Ajoelhou-se, separou minhas nádegas:
— Abre... deixa eu ver... perfeita...
Me lavou com dedos precisos. Roçou no cuzinho.
— Ahhh... não provoca... não aguento mais...
Ele riu, sádico e carinhoso:
— Vai aguentar sim, amor. Teu lado fêmea precisa ser bem cuidada. Sente só… ainda te querendo… teu corpo me provoca até no banho, putinha casada. — Mas vou ter misericórdia. Por agora.
Me enxugou devagar. Depois me ergueu nos braços.
— Vem pra cama. Teu dono vai te aninhar.
Deitamos. Ele me abraçou por trás. A glande roçava suave.
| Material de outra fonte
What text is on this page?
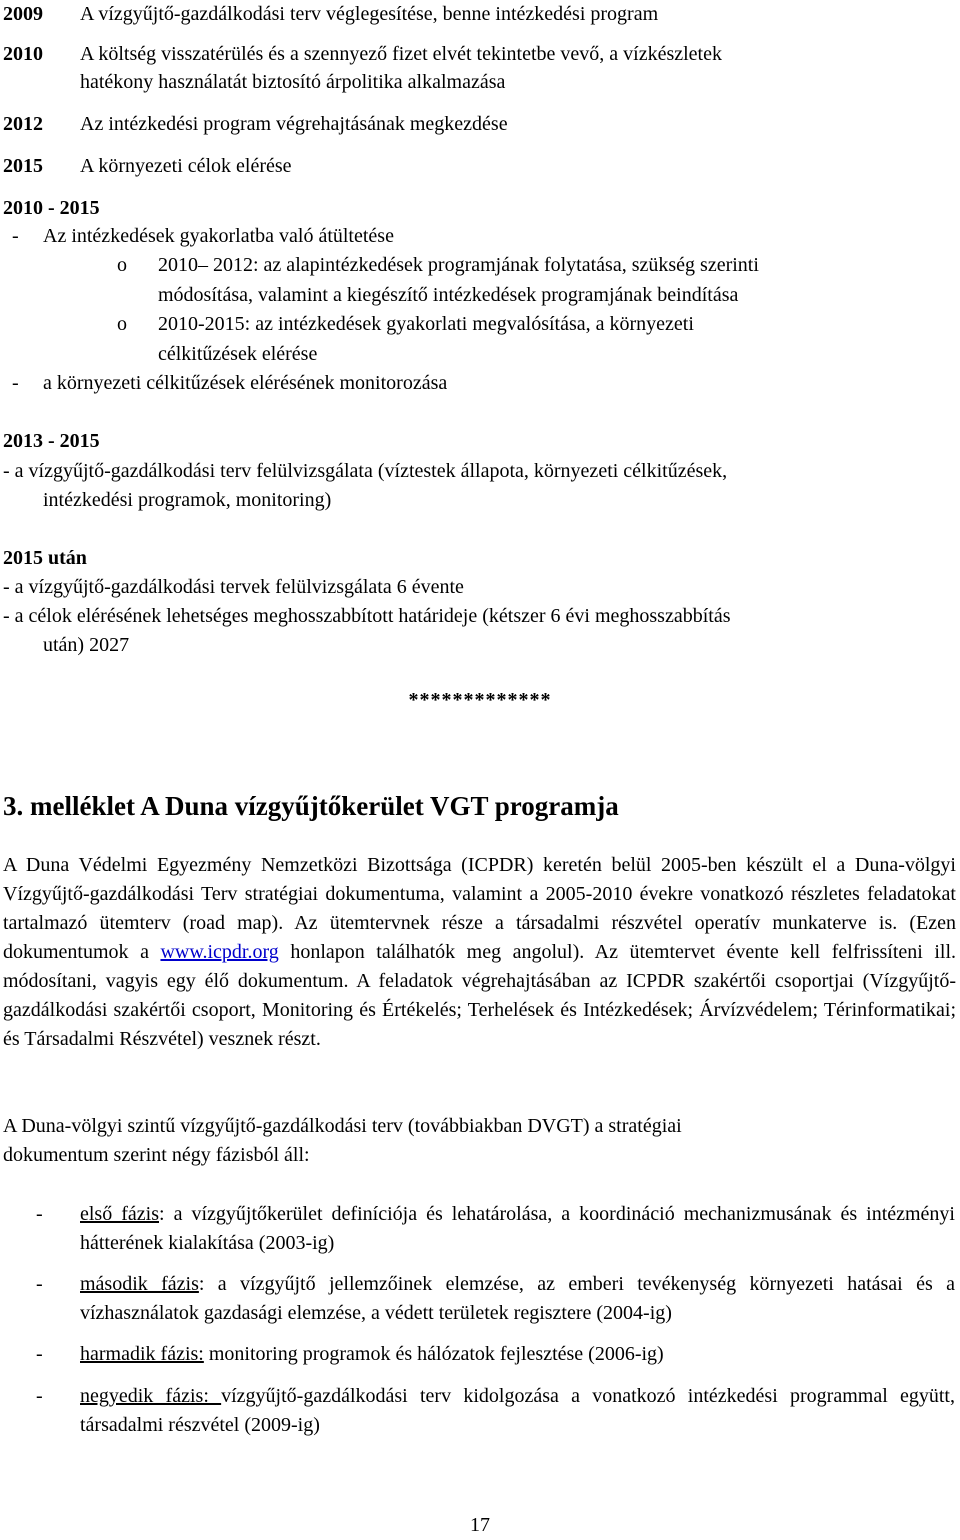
2009 A vízgyűjtő-gazdálkodási terv véglegesítése, benne intézkedési program
2010 A költség visszatérülés és a szennyező fizet elvét tekintetbe vevő, a vízkészletek
hatékony használatát biztosító árpolitika alkalmazása
2012 Az intézkedési program végrehajtásának megkezdése
2015 A környezeti célok elérése
2010 - 2015
- Az intézkedések gyakorlatba való átültetése
o 2010– 2012: az alapintézkedések programjának folytatása, szükség szerinti
módosítása, valamint a kiegészítő intézkedések programjának beindítása
o 2010-2015: az intézkedések gyakorlati megvalósítása, a környezeti
célkitűzések elérése
- a környezeti célkitűzések elérésének monitorozása
2013 - 2015
- a vízgyűjtő-gazdálkodási terv felülvizsgálata (víztestek állapota, környezeti célkitűzések,
intézkedési programok, monitoring)
2015 után
- a vízgyűjtő-gazdálkodási tervek felülvizsgálata 6 évente
- a célok elérésének lehetséges meghosszabbított határideje (kétszer 6 évi meghosszabbítás
után) 2027
*************
3. melléklet A Duna vízgyűjtőkerület VGT programja
A Duna Védelmi Egyezmény Nemzetközi Bizottsága (ICPDR) keretén belül 2005-ben készült el a Duna-völgyi Vízgyűjtő-gazdálkodási Terv stratégiai dokumentuma, valamint a 2005-2010 évekre vonatkozó részletes feladatokat tartalmazó ütemterv (road map). Az ütemtervnek része a társadalmi részvétel operatív munkaterve is. (Ezen dokumentumok a www.icpdr.org honlapon találhatók meg angolul). Az ütemtervet évente kell felfrissíteni ill. módosítani, vagyis egy élő dokumentum. A feladatok végrehajtásában az ICPDR szakértői csoportjai (Vízgyűjtő-gazdálkodási szakértői csoport, Monitoring és Értékelés; Terhelések és Intézkedések; Árvízvédelem; Térinformatikai; és Társadalmi Részvétel) vesznek részt.
A Duna-völgyi szintű vízgyűjtő-gazdálkodási terv (továbbiakban DVGT) a stratégiai
dokumentum szerint négy fázisból áll:
- első fázis: a vízgyűjtőkerület definíciója és lehatárolása, a koordináció mechanizmusának és intézményi hátterének kialakítása (2003-ig)
- második fázis: a vízgyűjtő jellemzőinek elemzése, az emberi tevékenység környezeti hatásai és a vízhasználatok gazdasági elemzése, a védett területek regisztere (2004-ig)
- harmadik fázis: monitoring programok és hálózatok fejlesztése (2006-ig)
- negyedik fázis: vízgyűjtő-gazdálkodási terv kidolgozása a vonatkozó intézkedési programmal együtt, társadalmi részvétel (2009-ig)
17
— Dorme, Tânia… mas se prepara. Quando o sol nascer, eu posso querer mais.
Senti um calafrio delicioso, um sorriso rendido se desenhou nos meus lábios. Adormeci envolta no calor daquele corpo, arrombada, preenchida, satisfeita.
Não houve mais nada quando o sol nasceu. Apenas minha pressa por perceber que tinha perdido a hora. Nunca tinha dormido fora de casa, com outro homem. A rotina diária se sobrepôs, levantei, vesti apressadamente, e sai. Com a certeza de que voltaria.